Friday 17 June 2011

River Bream - Rosettes for Everything

Wasperton on the Avon has not been my favourite of river locations having suffered two royal blanks out of my only two sessions there to date. It's not as if those sessions were uninteresting as the scenery around those parts of the Avon is well lush, but I had no action at all in the hours fished and on the Avon, which the EA have pronounced the 'best stocked river in all Blighty',  I do want and expect, knocks, indications, liners, sail-aways, pick-ups, rip-offs, whack-arounds, drop-backs, dips, bobbles, nibbles, dibbles or what have you in the way of that all important evidence of fish being out front - a bite.

I had not a single of any of those nor any more you can think of, or imagine. A motionless ocean of tranquility perhaps, but that's really not what anglers want. Contrary to popular belief ... anglers are IMPATIENT, if they're any bloody good...


It could be 1966, 1782, 1066, 43 AD... 

Danny picked me up around half-four for a crack at a big barbel on this opening day of the new season. We met up with Andy and Keith on the bank: Keith after a barbel and Andy after a river carp. I had no plan to fish for carp or barbel myself (though a nuisance capture wouldn't be unwelcome) just a furious determination to catch just the one fish if I could and from what little I knew about the place and what others had told me it seemed the most reliable target there is a bream at dusk, and so that 's what I set out my stall for.

My approach was to ball into the water just off the far bank lilies a football sized chunk of groundbait of the half-frozen left-overs from my last bream trip broken down and formed into ten or twelve snow ball sized spheres. I hoped that if the bream found this amount of bait it would hold their attention for quite enough time to catch a couple or three.



I waited, and waited a while longer and then around the time that the sun had finally sunk to the tops of the trees on the top of the bluff across the meadow, I had my first bite ever at Waspo. It was more of a dibble than a nibble, I seem to remember. Amazingly, five minutes later I got not only a liner, but also a knock or two followed by a drop-back. Whatever next? A whack-around?

No, no, no...

Silly boy.

Bream don't do whack-arounds. They do a curious binky-bonky-bouncy thing when they are worth striking, and anything less will be probably missed though I have caught bream to no bite at all, it has to be said, just picked up the rod and the fish was on.

All this went on for some time whilst I awaited the inevitable binky-bonky-bounce of a proper bream bite, but it was a long time a'coming.

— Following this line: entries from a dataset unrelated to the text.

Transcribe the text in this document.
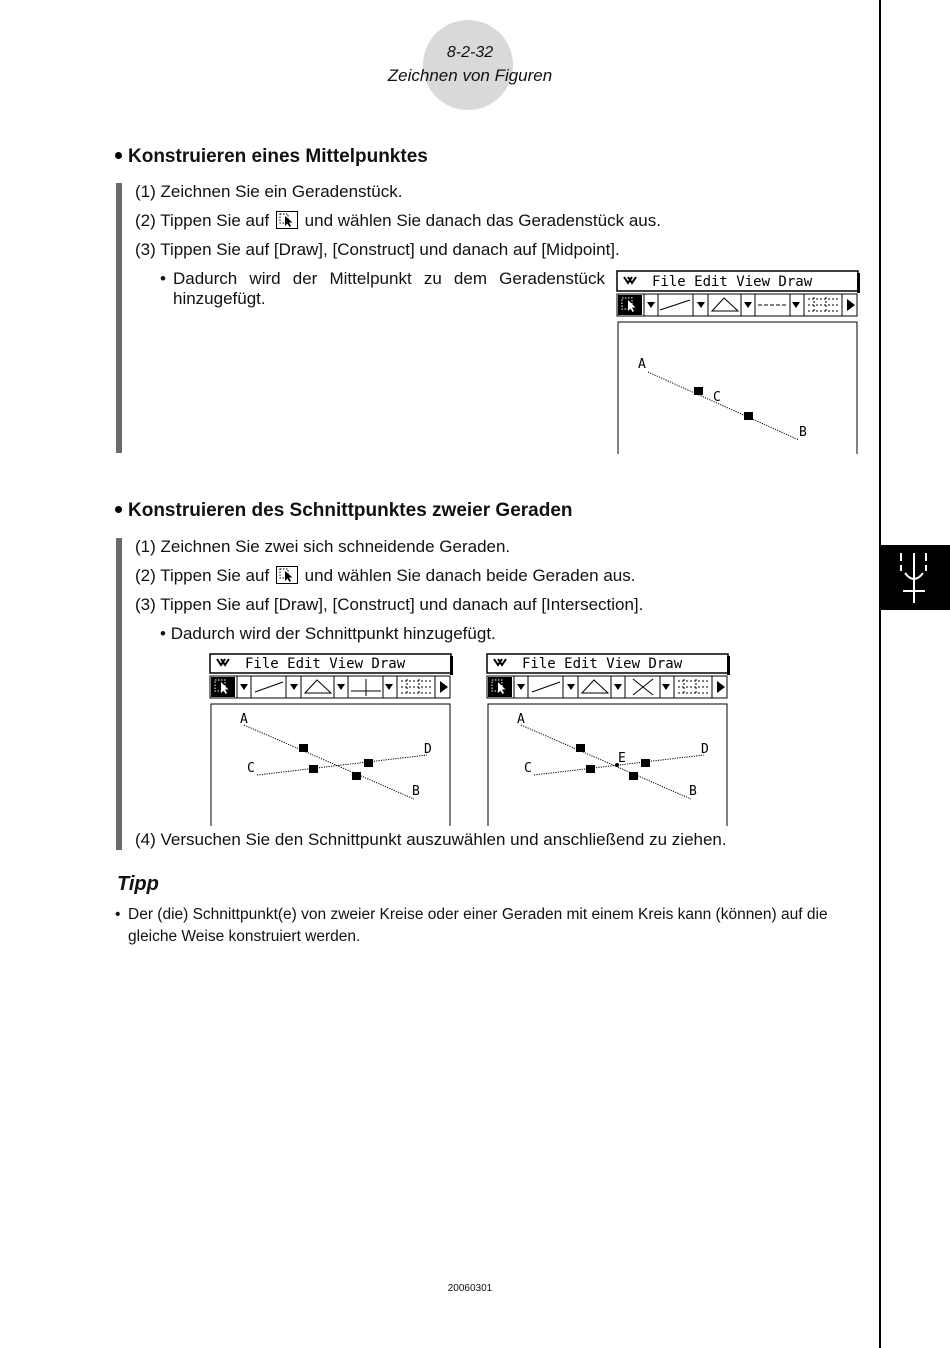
8-2-32
Zeichnen von Figuren
Konstruieren eines Mittelpunktes
(1) Zeichnen Sie ein Geradenstück.
(2) Tippen Sie auf und wählen Sie danach das Geradenstück aus.
(3) Tippen Sie auf [Draw], [Construct] und danach auf [Midpoint].
• Dadurch wird der Mittelpunkt zu dem Geradenstück
hinzugefügt.
File Edit View Draw
A
C
B
Konstruieren des Schnittpunktes zweier Geraden
(1) Zeichnen Sie zwei sich schneidende Geraden.
(2) Tippen Sie auf und wählen Sie danach beide Geraden aus.
(3) Tippen Sie auf [Draw], [Construct] und danach auf [Intersection].
• Dadurch wird der Schnittpunkt hinzugefügt.
File Edit View Draw
A
C
D
B
File Edit View Draw
A
C
E
D
B
(4) Versuchen Sie den Schnittpunkt auszuwählen und anschließend zu ziehen.
Tipp
• Der (die) Schnittpunkt(e) von zweier Kreise oder einer Geraden mit einem Kreis kann (können) auf die gleiche Weise konstruiert werden.
20060301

Eventually though, it came and the fish was on. A bit of a fight back at first, which had me thinking that I might have a more powerful fish than a bream coming upstream toward me, but then the fish flopped on its side amidstream and then wallowed into the waiting net.



I was very pleased with this fish as it sets a new personal best for a river-caught bream at five pounds and twelve ounces. I like to have a lot of other angling targets besides the obvious one of percentage-of-the-British record and I find that dividing them into river, canal and stillwater categories certainly provides me with a lot of new PB 's in any season, each one an achievement in its own right.

It's a bit like Crufts, my fishing. Rosettes for everything, including taking part...

Anyway's. The various permutations of bite types kept coming into the dark but unfortunately no more bouncers and then they just tailed off to nothing and never returned, the bream probably having eaten all that free food I'd chucked in and high tailed into Danny's swim?